Les morts, il y a quelques décennies, étaient donc partout et faisaient partie de notre vie quotidienne. Comme dans le roman de Marie Le Gall, on voyait leurs photos accrochées aux murs et ils étaient les témoins de nos moindres actes; leurs regards, figés pour l’éternité comme ces portraits funéraires exhumés du Fayoum, accompagnaient nos existences et étaient les témoins de nos joies et de nos peines.

Si je parle tant des morts dans ce qui précède, ce n’est pas par un accès soudain de morbidité mais parce qu’il en est énormément question dans « La peine du menuisier » et que l’omniprésence des défunts est la caractéristique principale de ce récit, ce qui donne lieu, malgré une très belle écriture, à de très nombreuses redondances et à un propos qui m’a semblé parfois tourner en rond en remuant trop souvent les mêmes impressions autour de cette fillette qui, vivant en compagnie d’un père peu loquace et d’une mère accaparée par les soins qu’elle doit prodiguer à sa première fille atteinte de folie, trouve refuge auprès des disparus. On découvrira peu à peu que derrière tous les silences, tous les non-dits du menuisier, se cache quelque chose, un secret bien enfoui, une tache noire qui ne veut pas s’effacer et qui pèse sur les relations qu’entretiennent entre eux les membres de cette famille.

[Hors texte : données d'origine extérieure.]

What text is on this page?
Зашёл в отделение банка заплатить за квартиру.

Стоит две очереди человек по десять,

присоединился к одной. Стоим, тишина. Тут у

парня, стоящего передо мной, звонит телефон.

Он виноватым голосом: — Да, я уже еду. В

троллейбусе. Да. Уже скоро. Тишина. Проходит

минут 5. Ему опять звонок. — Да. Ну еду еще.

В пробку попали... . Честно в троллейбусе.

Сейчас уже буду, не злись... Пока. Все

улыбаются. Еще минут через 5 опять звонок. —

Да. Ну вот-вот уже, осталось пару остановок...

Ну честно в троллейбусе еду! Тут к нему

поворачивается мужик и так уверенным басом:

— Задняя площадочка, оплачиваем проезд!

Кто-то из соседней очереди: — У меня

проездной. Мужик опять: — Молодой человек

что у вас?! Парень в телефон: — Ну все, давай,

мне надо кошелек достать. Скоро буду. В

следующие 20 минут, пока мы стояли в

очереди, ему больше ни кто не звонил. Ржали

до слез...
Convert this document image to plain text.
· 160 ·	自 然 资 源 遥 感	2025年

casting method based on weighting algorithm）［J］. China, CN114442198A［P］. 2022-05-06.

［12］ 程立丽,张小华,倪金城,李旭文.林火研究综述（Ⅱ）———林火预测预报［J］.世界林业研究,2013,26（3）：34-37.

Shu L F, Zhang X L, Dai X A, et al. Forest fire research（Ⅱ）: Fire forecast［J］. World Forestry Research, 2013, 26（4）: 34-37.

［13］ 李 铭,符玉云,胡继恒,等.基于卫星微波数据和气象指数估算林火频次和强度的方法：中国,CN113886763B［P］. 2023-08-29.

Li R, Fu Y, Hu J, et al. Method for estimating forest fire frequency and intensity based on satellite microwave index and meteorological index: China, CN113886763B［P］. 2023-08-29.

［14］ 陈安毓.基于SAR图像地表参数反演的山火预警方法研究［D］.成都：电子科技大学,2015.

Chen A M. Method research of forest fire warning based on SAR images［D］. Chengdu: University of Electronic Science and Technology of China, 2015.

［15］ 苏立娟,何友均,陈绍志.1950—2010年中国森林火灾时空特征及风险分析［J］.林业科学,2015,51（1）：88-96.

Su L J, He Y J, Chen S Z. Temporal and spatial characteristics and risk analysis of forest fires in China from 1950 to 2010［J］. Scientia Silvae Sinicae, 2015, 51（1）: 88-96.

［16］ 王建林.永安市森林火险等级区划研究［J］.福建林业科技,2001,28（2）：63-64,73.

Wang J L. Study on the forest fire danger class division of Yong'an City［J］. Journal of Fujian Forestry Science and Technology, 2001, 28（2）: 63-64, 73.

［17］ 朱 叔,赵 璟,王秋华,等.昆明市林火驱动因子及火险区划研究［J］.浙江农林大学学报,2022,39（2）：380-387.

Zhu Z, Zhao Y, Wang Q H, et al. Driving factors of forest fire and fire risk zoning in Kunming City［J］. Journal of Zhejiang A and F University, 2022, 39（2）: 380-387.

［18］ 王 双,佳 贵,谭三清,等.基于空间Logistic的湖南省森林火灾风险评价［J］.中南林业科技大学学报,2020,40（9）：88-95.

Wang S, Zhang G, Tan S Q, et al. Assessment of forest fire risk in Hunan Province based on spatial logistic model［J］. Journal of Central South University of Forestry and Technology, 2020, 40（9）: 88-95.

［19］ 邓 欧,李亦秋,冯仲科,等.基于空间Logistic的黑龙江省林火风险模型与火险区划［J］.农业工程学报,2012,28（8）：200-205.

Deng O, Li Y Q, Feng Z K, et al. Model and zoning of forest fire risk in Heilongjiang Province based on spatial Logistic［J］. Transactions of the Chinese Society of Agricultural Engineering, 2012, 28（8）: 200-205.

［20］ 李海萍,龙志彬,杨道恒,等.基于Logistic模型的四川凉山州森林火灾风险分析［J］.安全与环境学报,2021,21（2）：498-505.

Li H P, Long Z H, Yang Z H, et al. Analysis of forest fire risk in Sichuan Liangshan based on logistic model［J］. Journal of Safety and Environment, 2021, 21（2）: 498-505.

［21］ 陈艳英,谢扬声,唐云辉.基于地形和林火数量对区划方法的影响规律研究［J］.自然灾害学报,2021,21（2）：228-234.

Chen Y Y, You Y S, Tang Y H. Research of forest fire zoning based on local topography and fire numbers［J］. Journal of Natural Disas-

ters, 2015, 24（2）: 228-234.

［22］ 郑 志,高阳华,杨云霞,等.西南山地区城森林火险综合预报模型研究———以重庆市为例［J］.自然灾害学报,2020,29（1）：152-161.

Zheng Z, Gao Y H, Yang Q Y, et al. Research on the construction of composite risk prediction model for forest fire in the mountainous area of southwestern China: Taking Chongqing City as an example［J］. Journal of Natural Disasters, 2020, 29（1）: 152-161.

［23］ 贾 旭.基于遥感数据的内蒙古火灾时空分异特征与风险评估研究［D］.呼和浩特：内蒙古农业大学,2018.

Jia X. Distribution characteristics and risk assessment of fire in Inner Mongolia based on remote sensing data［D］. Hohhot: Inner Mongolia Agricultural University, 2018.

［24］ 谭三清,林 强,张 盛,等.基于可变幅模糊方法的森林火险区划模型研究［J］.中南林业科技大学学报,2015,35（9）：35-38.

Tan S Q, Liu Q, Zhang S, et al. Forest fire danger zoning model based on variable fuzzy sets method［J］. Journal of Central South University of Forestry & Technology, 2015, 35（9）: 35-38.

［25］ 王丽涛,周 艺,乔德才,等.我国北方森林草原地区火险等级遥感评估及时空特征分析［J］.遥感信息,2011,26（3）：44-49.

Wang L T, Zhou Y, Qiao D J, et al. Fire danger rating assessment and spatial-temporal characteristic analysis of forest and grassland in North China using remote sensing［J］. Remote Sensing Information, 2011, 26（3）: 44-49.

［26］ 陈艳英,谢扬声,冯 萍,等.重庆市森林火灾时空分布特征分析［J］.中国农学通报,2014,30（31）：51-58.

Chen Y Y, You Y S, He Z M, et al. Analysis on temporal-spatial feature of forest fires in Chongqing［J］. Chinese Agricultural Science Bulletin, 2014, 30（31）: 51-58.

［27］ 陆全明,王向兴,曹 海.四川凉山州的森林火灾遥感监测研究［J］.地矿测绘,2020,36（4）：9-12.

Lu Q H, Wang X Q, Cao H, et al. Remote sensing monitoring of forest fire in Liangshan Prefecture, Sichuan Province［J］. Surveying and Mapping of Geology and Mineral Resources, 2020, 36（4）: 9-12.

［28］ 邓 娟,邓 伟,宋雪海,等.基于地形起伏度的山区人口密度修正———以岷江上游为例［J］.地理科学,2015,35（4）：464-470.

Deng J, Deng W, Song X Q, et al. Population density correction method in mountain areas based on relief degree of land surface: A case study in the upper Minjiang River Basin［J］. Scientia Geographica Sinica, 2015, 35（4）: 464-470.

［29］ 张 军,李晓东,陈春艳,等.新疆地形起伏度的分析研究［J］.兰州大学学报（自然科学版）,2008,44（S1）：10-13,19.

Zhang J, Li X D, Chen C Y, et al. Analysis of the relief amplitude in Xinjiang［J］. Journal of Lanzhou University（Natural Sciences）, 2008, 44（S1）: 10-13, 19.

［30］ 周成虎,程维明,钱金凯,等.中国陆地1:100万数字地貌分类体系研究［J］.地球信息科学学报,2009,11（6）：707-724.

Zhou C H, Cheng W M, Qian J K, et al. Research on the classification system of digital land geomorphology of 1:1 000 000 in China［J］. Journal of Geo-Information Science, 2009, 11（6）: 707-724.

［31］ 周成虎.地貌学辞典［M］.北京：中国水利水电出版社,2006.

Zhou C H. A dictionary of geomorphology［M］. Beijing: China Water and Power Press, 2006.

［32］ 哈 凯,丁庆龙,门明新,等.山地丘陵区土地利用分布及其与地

C’est avec beaucoup de talent que Marie Le Gall nous restitue l’atmosphère oppressante qui règne au sein de ce cocon familial mais j’ai trouvé dommage que le récit souffre, comme je l’ai dit plus haut, de trop nombreuses redites concernant la relation qu’entretient la fillette avec les défunts qui l’entourent, avant d’arriver enfin à l’explication qui nous permettra de comprendre le mystère qui pèse comme une chape de plomb sur cette famille.

« La peine du menuisier » est le premier roman de Marie Le Gall, un récit à l’écriture talentueuse mais dont la lecture peut s’avérer éprouvante tant le propos tenu nous plonge dans une atmosphère de noirceur et de silence funèbre. On en ressort avec l’impression nauséeuse d’avoir séjourné trop longtemps dans une pièce envahie de l’odeur douceâtre de chrysanthèmes fanés et de vieilles photos jaunies. Cette impression, si peu agréable soit-elle, est toutefois le signe que seuls de grands auteurs sont à même de nous faire ressentir les ambiances particulières qu’ils ont voulu donner à partager à leurs lecteurs.







William Bouguereau : "Le jour des morts" 1859 (détail)




Commentaires

Stéphanie a dit…
j'ai pu voir et écouter l'auteur à Saint-Malo sur un débat / aux lieux. Je n'avais pas été tout à fait convaincue, je suis heureuse de ne pas avoir craqué pour son livre finalement.